All of those elements came to a culmination on Tuesday, when I made my way to my neighborhood elementary school, filled with brightly lit aquariums and student drawings taped to the walls, and stood behind a piece of turquoise cardboard.
“It’s my first time voting in Israel!” I gushed to the three election monitors, whose eyes were glazed over with spreadsheets and long lists of names of voters.
On my way into the school I didn’t stop to talk to any of the cheerful activists outside: I had labored for hours over my decision, poring over party platforms and debating for days with friends, and I didn’t want anyone to change my mind at the last minute.
Jerusalem had a feeling of a city on holiday, and I practically skipped toward my designated voting location.
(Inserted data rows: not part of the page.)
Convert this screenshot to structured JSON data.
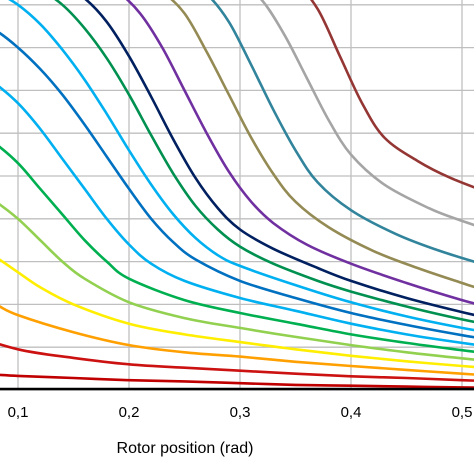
{
  "chart_data": {
    "type": "line",
    "title": "",
    "xlabel": "Rotor position (rad)",
    "ylabel": "",
    "xlim": [
      0.0,
      0.53
    ],
    "ylim": [
      0,
      10
    ],
    "x_ticks": [
      0.1,
      0.2,
      0.3,
      0.4,
      0.5
    ],
    "x_tick_labels": [
      "0,1",
      "0,2",
      "0,3",
      "0,4",
      "0,5"
    ],
    "y_gridlines": [
      1,
      2,
      3,
      4,
      5,
      6,
      7,
      8,
      9
    ],
    "grid": true,
    "legend": "none",
    "series": [
      {
        "color": "#c00000",
        "points": [
          [
            0,
            0.45
          ],
          [
            0.05,
            0.4
          ],
          [
            0.1,
            0.33
          ],
          [
            0.15,
            0.28
          ],
          [
            0.2,
            0.23
          ],
          [
            0.25,
            0.2
          ],
          [
            0.3,
            0.16
          ],
          [
            0.35,
            0.12
          ],
          [
            0.4,
            0.1
          ],
          [
            0.45,
            0.08
          ],
          [
            0.5,
            0.06
          ],
          [
            0.53,
            0.05
          ]
        ]
      },
      {
        "color": "#cc1111",
        "points": [
          [
            0,
            1.7
          ],
          [
            0.02,
            1.6
          ],
          [
            0.05,
            1.35
          ],
          [
            0.1,
            0.95
          ],
          [
            0.15,
            0.75
          ],
          [
            0.2,
            0.6
          ],
          [
            0.25,
            0.52
          ],
          [
            0.3,
            0.45
          ],
          [
            0.35,
            0.38
          ],
          [
            0.4,
            0.32
          ],
          [
            0.45,
            0.28
          ],
          [
            0.5,
            0.23
          ],
          [
            0.53,
            0.2
          ]
        ]
      },
      {
        "color": "#ffa000",
        "points": [
          [
            0,
            3.0
          ],
          [
            0.02,
            2.85
          ],
          [
            0.05,
            2.4
          ],
          [
            0.08,
            2.0
          ],
          [
            0.1,
            1.75
          ],
          [
            0.15,
            1.35
          ],
          [
            0.2,
            1.05
          ],
          [
            0.25,
            0.88
          ],
          [
            0.3,
            0.78
          ],
          [
            0.35,
            0.66
          ],
          [
            0.4,
            0.56
          ],
          [
            0.45,
            0.47
          ],
          [
            0.5,
            0.38
          ],
          [
            0.53,
            0.33
          ]
        ]
      },
      {
        "color": "#ffee00",
        "points": [
          [
            0,
            4.1
          ],
          [
            0.02,
            3.95
          ],
          [
            0.05,
            3.55
          ],
          [
            0.08,
            3.1
          ],
          [
            0.1,
            2.75
          ],
          [
            0.12,
            2.4
          ],
          [
            0.15,
            2.0
          ],
          [
            0.2,
            1.55
          ],
          [
            0.25,
            1.3
          ],
          [
            0.3,
            1.12
          ],
          [
            0.35,
            0.95
          ],
          [
            0.4,
            0.8
          ],
          [
            0.45,
            0.67
          ],
          [
            0.5,
            0.56
          ],
          [
            0.53,
            0.5
          ]
        ]
      },
      {
        "color": "#92d050",
        "points": [
          [
            0,
            5.4
          ],
          [
            0.02,
            5.3
          ],
          [
            0.05,
            4.9
          ],
          [
            0.08,
            4.4
          ],
          [
            0.1,
            4.0
          ],
          [
            0.12,
            3.5
          ],
          [
            0.14,
            3.0
          ],
          [
            0.16,
            2.6
          ],
          [
            0.2,
            2.05
          ],
          [
            0.25,
            1.68
          ],
          [
            0.3,
            1.45
          ],
          [
            0.35,
            1.24
          ],
          [
            0.4,
            1.05
          ],
          [
            0.45,
            0.88
          ],
          [
            0.5,
            0.74
          ],
          [
            0.53,
            0.66
          ]
        ]
      },
      {
        "color": "#00b050",
        "points": [
          [
            0,
            6.7
          ],
          [
            0.02,
            6.65
          ],
          [
            0.05,
            6.3
          ],
          [
            0.08,
            5.75
          ],
          [
            0.1,
            5.3
          ],
          [
            0.12,
            4.7
          ],
          [
            0.14,
            4.1
          ],
          [
            0.16,
            3.5
          ],
          [
            0.18,
            3.0
          ],
          [
            0.2,
            2.6
          ],
          [
            0.25,
            2.1
          ],
          [
            0.3,
            1.8
          ],
          [
            0.35,
            1.55
          ],
          [
            0.4,
            1.3
          ],
          [
            0.45,
            1.1
          ],
          [
            0.5,
            0.93
          ],
          [
            0.53,
            0.84
          ]
        ]
      },
      {
        "color": "#00b0f0",
        "points": [
          [
            0,
            8.2
          ],
          [
            0.02,
            8.1
          ],
          [
            0.05,
            7.7
          ],
          [
            0.08,
            7.15
          ],
          [
            0.1,
            6.7
          ],
          [
            0.12,
            6.1
          ],
          [
            0.14,
            5.4
          ],
          [
            0.16,
            4.7
          ],
          [
            0.18,
            4.0
          ],
          [
            0.2,
            3.4
          ],
          [
            0.22,
            2.95
          ],
          [
            0.25,
            2.55
          ],
          [
            0.3,
            2.15
          ],
          [
            0.35,
            1.85
          ],
          [
            0.4,
            1.55
          ],
          [
            0.45,
            1.3
          ],
          [
            0.5,
            1.1
          ],
          [
            0.53,
            1.0
          ]
        ]
      },
      {
        "color": "#0070c0",
        "points": [
          [
            0,
            9.05
          ],
          [
            0.02,
            9.0
          ],
          [
            0.05,
            8.8
          ],
          [
            0.08,
            8.4
          ],
          [
            0.1,
            8.0
          ],
          [
            0.12,
            7.5
          ],
          [
            0.14,
            6.9
          ],
          [
            0.16,
            6.2
          ],
          [
            0.18,
            5.45
          ],
          [
            0.2,
            4.7
          ],
          [
            0.22,
            4.0
          ],
          [
            0.24,
            3.45
          ],
          [
            0.26,
            3.05
          ],
          [
            0.3,
            2.55
          ],
          [
            0.35,
            2.15
          ],
          [
            0.4,
            1.8
          ],
          [
            0.45,
            1.52
          ],
          [
            0.5,
            1.28
          ],
          [
            0.53,
            1.16
          ]
        ]
      },
      {
        "color": "#00b0f0",
        "points": [
          [
            0,
            9.6
          ],
          [
            0.02,
            9.6
          ],
          [
            0.04,
            9.58
          ],
          [
            0.06,
            9.5
          ],
          [
            0.08,
            9.3
          ],
          [
            0.1,
            9.0
          ],
          [
            0.12,
            8.55
          ],
          [
            0.14,
            7.95
          ],
          [
            0.16,
            7.25
          ],
          [
            0.18,
            6.45
          ],
          [
            0.2,
            5.6
          ],
          [
            0.22,
            4.8
          ],
          [
            0.24,
            4.1
          ],
          [
            0.26,
            3.55
          ],
          [
            0.28,
            3.15
          ],
          [
            0.3,
            2.9
          ],
          [
            0.35,
            2.45
          ],
          [
            0.4,
            2.05
          ],
          [
            0.45,
            1.72
          ],
          [
            0.5,
            1.45
          ],
          [
            0.53,
            1.32
          ]
        ]
      },
      {
        "color": "#009050",
        "points": [
          [
            0,
            9.6
          ],
          [
            0.04,
            9.6
          ],
          [
            0.08,
            9.6
          ],
          [
            0.1,
            9.55
          ],
          [
            0.12,
            9.35
          ],
          [
            0.14,
            9.0
          ],
          [
            0.16,
            8.45
          ],
          [
            0.18,
            7.75
          ],
          [
            0.2,
            6.9
          ],
          [
            0.22,
            5.95
          ],
          [
            0.24,
            5.05
          ],
          [
            0.26,
            4.3
          ],
          [
            0.28,
            3.75
          ],
          [
            0.3,
            3.35
          ],
          [
            0.33,
            2.95
          ],
          [
            0.37,
            2.55
          ],
          [
            0.4,
            2.3
          ],
          [
            0.45,
            1.95
          ],
          [
            0.5,
            1.65
          ],
          [
            0.53,
            1.5
          ]
        ]
      },
      {
        "color": "#002060",
        "points": [
          [
            0,
            9.6
          ],
          [
            0.05,
            9.6
          ],
          [
            0.1,
            9.6
          ],
          [
            0.12,
            9.58
          ],
          [
            0.14,
            9.45
          ],
          [
            0.16,
            9.15
          ],
          [
            0.18,
            8.6
          ],
          [
            0.2,
            7.8
          ],
          [
            0.22,
            6.85
          ],
          [
            0.24,
            5.85
          ],
          [
            0.26,
            4.95
          ],
          [
            0.28,
            4.25
          ],
          [
            0.3,
            3.75
          ],
          [
            0.33,
            3.3
          ],
          [
            0.37,
            2.85
          ],
          [
            0.4,
            2.55
          ],
          [
            0.45,
            2.15
          ],
          [
            0.5,
            1.82
          ],
          [
            0.53,
            1.65
          ]
        ]
      },
      {
        "color": "#7030a0",
        "points": [
          [
            0,
            9.6
          ],
          [
            0.1,
            9.6
          ],
          [
            0.15,
            9.6
          ],
          [
            0.17,
            9.55
          ],
          [
            0.19,
            9.3
          ],
          [
            0.21,
            8.8
          ],
          [
            0.23,
            8.0
          ],
          [
            0.25,
            7.0
          ],
          [
            0.27,
            6.0
          ],
          [
            0.29,
            5.1
          ],
          [
            0.31,
            4.4
          ],
          [
            0.33,
            3.9
          ],
          [
            0.36,
            3.4
          ],
          [
            0.4,
            2.95
          ],
          [
            0.45,
            2.5
          ],
          [
            0.5,
            2.1
          ],
          [
            0.53,
            1.9
          ]
        ]
      },
      {
        "color": "#948a54",
        "points": [
          [
            0,
            9.6
          ],
          [
            0.15,
            9.6
          ],
          [
            0.19,
            9.6
          ],
          [
            0.21,
            9.55
          ],
          [
            0.23,
            9.3
          ],
          [
            0.25,
            8.8
          ],
          [
            0.27,
            7.9
          ],
          [
            0.29,
            6.9
          ],
          [
            0.31,
            5.9
          ],
          [
            0.33,
            5.05
          ],
          [
            0.35,
            4.4
          ],
          [
            0.38,
            3.8
          ],
          [
            0.42,
            3.25
          ],
          [
            0.46,
            2.85
          ],
          [
            0.5,
            2.5
          ],
          [
            0.53,
            2.25
          ]
        ]
      },
      {
        "color": "#31849b",
        "points": [
          [
            0,
            9.6
          ],
          [
            0.2,
            9.6
          ],
          [
            0.23,
            9.6
          ],
          [
            0.25,
            9.55
          ],
          [
            0.27,
            9.25
          ],
          [
            0.29,
            8.6
          ],
          [
            0.31,
            7.6
          ],
          [
            0.33,
            6.55
          ],
          [
            0.35,
            5.6
          ],
          [
            0.37,
            4.85
          ],
          [
            0.4,
            4.2
          ],
          [
            0.44,
            3.65
          ],
          [
            0.48,
            3.25
          ],
          [
            0.53,
            2.85
          ]
        ]
      },
      {
        "color": "#a5a5a5",
        "points": [
          [
            0,
            9.6
          ],
          [
            0.25,
            9.6
          ],
          [
            0.28,
            9.6
          ],
          [
            0.3,
            9.5
          ],
          [
            0.32,
            9.1
          ],
          [
            0.34,
            8.3
          ],
          [
            0.36,
            7.3
          ],
          [
            0.38,
            6.3
          ],
          [
            0.4,
            5.5
          ],
          [
            0.43,
            4.8
          ],
          [
            0.47,
            4.25
          ],
          [
            0.5,
            3.95
          ],
          [
            0.53,
            3.7
          ]
        ]
      },
      {
        "color": "#943634",
        "points": [
          [
            0,
            9.6
          ],
          [
            0.3,
            9.6
          ],
          [
            0.33,
            9.6
          ],
          [
            0.35,
            9.5
          ],
          [
            0.37,
            8.9
          ],
          [
            0.39,
            7.8
          ],
          [
            0.41,
            6.7
          ],
          [
            0.43,
            5.9
          ],
          [
            0.46,
            5.35
          ],
          [
            0.49,
            4.95
          ],
          [
            0.53,
            4.55
          ]
        ]
      },
      {
        "color": "#000000",
        "points": [
          [
            0,
            0.02
          ],
          [
            0.53,
            0.02
          ]
        ]
      }
    ]
  }
}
“It’s weird, I don’t recognize anyone on the street,” Marik Shtern, an activist with Yerushalmim, said as he sat at a bustling local café, as dozens of people took advantage of the sunshine and the day off of work. “All the really old people are out, the ones you don’t see normally because they stay home. And you see lots of people coming back to Jerusalem to vote [who used to live here but haven’t yet changed their residence], and they’re all secular. It feels like the way Jerusalem used to be,” he said.
So after three months of campaigns and as the city basked in a holiday atmosphere, here was the moment of truth: just me and a table full of strange letters, separated from the three election monitors by the turquoise piece of cardboard.
I had laughed at the whole process of choosing letters for parties as needlessly confusing, especially after receiving urgent text messages Tuesday morning from the Yesh Atid Party, claiming that someone had switched Yesh Atid’s “peh-heh” slips with the “heh-peh” slips of a little-known party called Haim B’Kavod.
Many people I know disparaged Israel’s low-tech voting system – stuffing a note in a sealed envelope, then pushing it through a slot in a cardboard box. But as a recent immigrant, there’s something comforting knowing that I’m taking part in a ritual that probably hasn’t changed since the founding of the state. I missed out on being a pioneer, but at least I can still vote like one. Or, as my brother so helpfully pointed out after seeing a photo, it looks like I’m voting for the high school student council.
With that, I double and triple checked my voting slip, then put it in the envelope.
“Want me to take your picture?” asked one of the monitors, as I posed in front of the voting box.
“Absolutely!” I answered, another step toward my aliya journey complete.
My smile reached ear to ear as I left the elementary school after voting. There’s something about participating in democracy that really puts a spring in your step.
And no matter how old-fashioned our voting system is, we can take comfort in one thing: No way is it as bad as Florida.